I wonder why this isn't a problem in unix?

I might say that GCC gave an unhelpful error message for the bad
character. I tried compiling with VMS C and got the obvious error
message: illegal character on line etc.

There were various minor problems with the make*.com files. Source
files had changed their names, or new ones added.

I now had problems assembling the output from c-parse_tab.c. I
decided I'd better create the new assembler. GCC 1.22 had an immediate
problem in that there was no varargs.h -- I put the one from the 
1.30 distribution in the include directory. The make-gas.com file
also required error=as_fatal added to the /DEFINEs for xrealloc,
xmalloc, hash and vms.

But that didn't make any difference. So I looked at the .s file
and it seemed to be corrupted. So I decided that gcc 1.22 couldn't
handle it. So I went over to the Sun to make a 1.30 cross-compiler for
VMS. Now this isn't easy. There is just one #define VMS which means
both "this will execute under VMS" and "this will produce code for VMS".
So I changed all the #define VMS to #define VMSc wherever it seemed
to mean the former. This worked after I'd grabbed a few .H files
from the old VMS release, and used -I. This produced a .s file which 
the VMS gas almost liked. It didn't like:

	_yydebug:
		.long 0
	.comm _yydebug,0

It said that was "illegal attempt to redfine _yydebug". I put the .comm
line before the other 2 and it was happy. This is a bug somewhere in cc1.

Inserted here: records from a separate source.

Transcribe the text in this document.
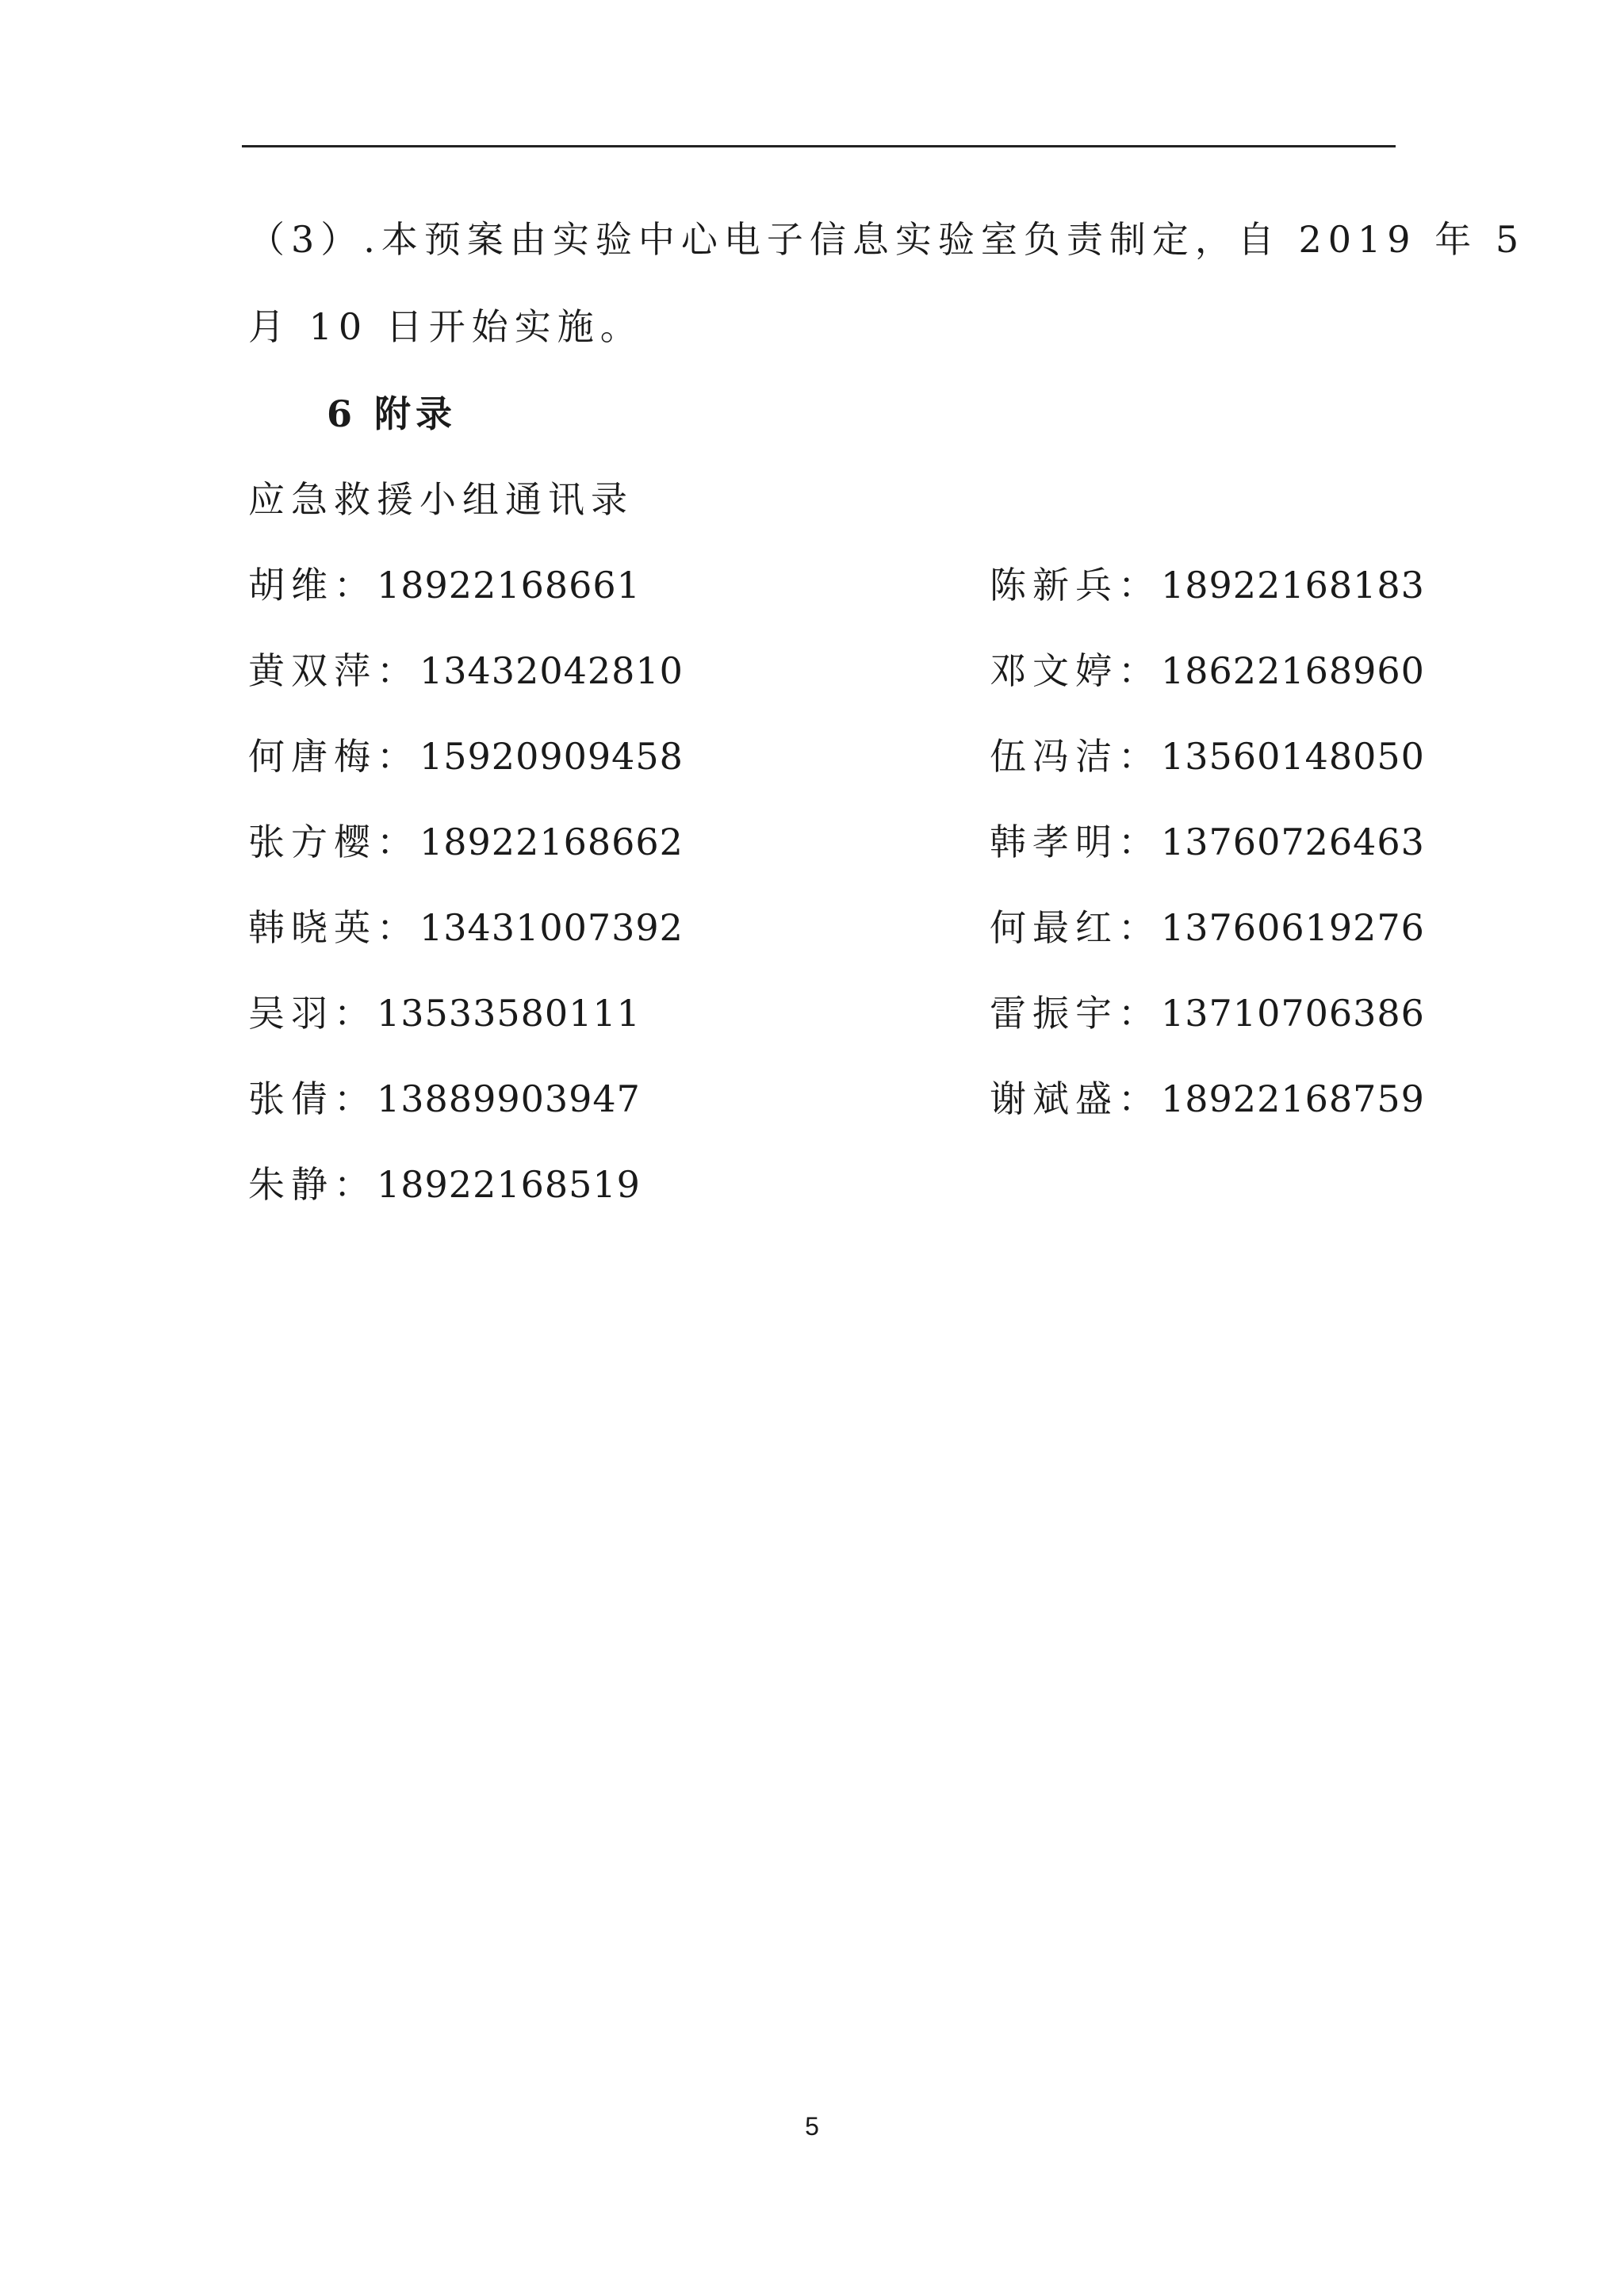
（3）.本预案由实验中心电子信息实验室负责制定，自 2019 年 5
月 10 日开始实施。
6 附录
应急救援小组通讯录
胡维：18922168661	陈新兵：18922168183
黄双萍：13432042810	邓文婷：18622168960
何唐梅：15920909458	伍冯洁：13560148050
张方樱：18922168662	韩孝明：13760726463
韩晓英：13431007392	何最红：13760619276
吴羽：13533580111	雷振宇：13710706386
张倩：13889903947	谢斌盛：18922168759
朱静：18922168519
5
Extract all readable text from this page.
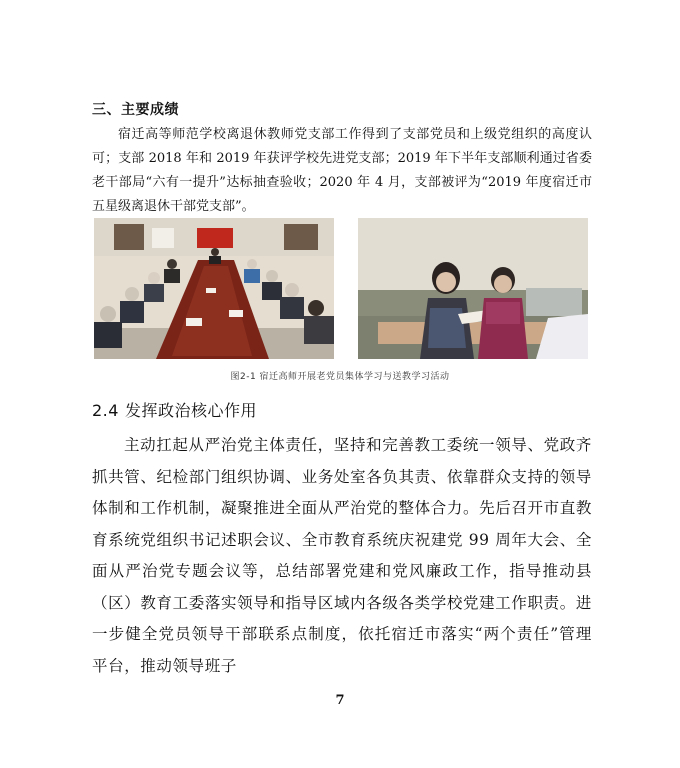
三、主要成绩

宿迁高等师范学校离退休教师党支部工作得到了支部党员和上级党组织的高度认可；支部 2018 年和 2019 年获评学校先进党支部；2019 年下半年支部顺利通过省委老干部局“六有一提升”达标抽查验收；2020 年 4 月，支部被评为“2019 年度宿迁市五星级离退休干部党支部”。

图2-1 宿迁高师开展老党员集体学习与送教学习活动
2.4 发挥政治核心作用

主动扛起从严治党主体责任，坚持和完善教工委统一领导、党政齐抓共管、纪检部门组织协调、业务处室各负其责、依靠群众支持的领导体制和工作机制，凝聚推进全面从严治党的整体合力。先后召开市直教育系统党组织书记述职会议、全市教育系统庆祝建党 99 周年大会、全面从严治党专题会议等，总结部署党建和党风廉政工作，指导推动县（区）教育工委落实领导和指导区域内各级各类学校党建工作职责。进一步健全党员领导干部联系点制度，依托宿迁市落实“两个责任”管理平台，推动领导班子

7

Well that now all compiled and linked without error. But the resulting
compiler bombs out compiling a simple program. The next steps look
less trivial than the ones I have taken, and perhaps I should do some
real work :-(. Has anyone else had a go at this? I could try
using my 1.30 cross compiler for everything in case 1.22 is producing
bad code. Or make a debug version of the compiler and try to
understand what is going on.

Helppppppppppppp!

Bob Smart, CSIRO Division of Information Technology, Australia
            or 

P.S. The GCC 1.30 distribution is also missing lots of the bits necessary
to make a complete VMS distribution: VMS style .H files; the source
of GCC.EXE; the source of extra library routines in GCCLIB.OLB. I am
assuming these are unchanged from 1.22.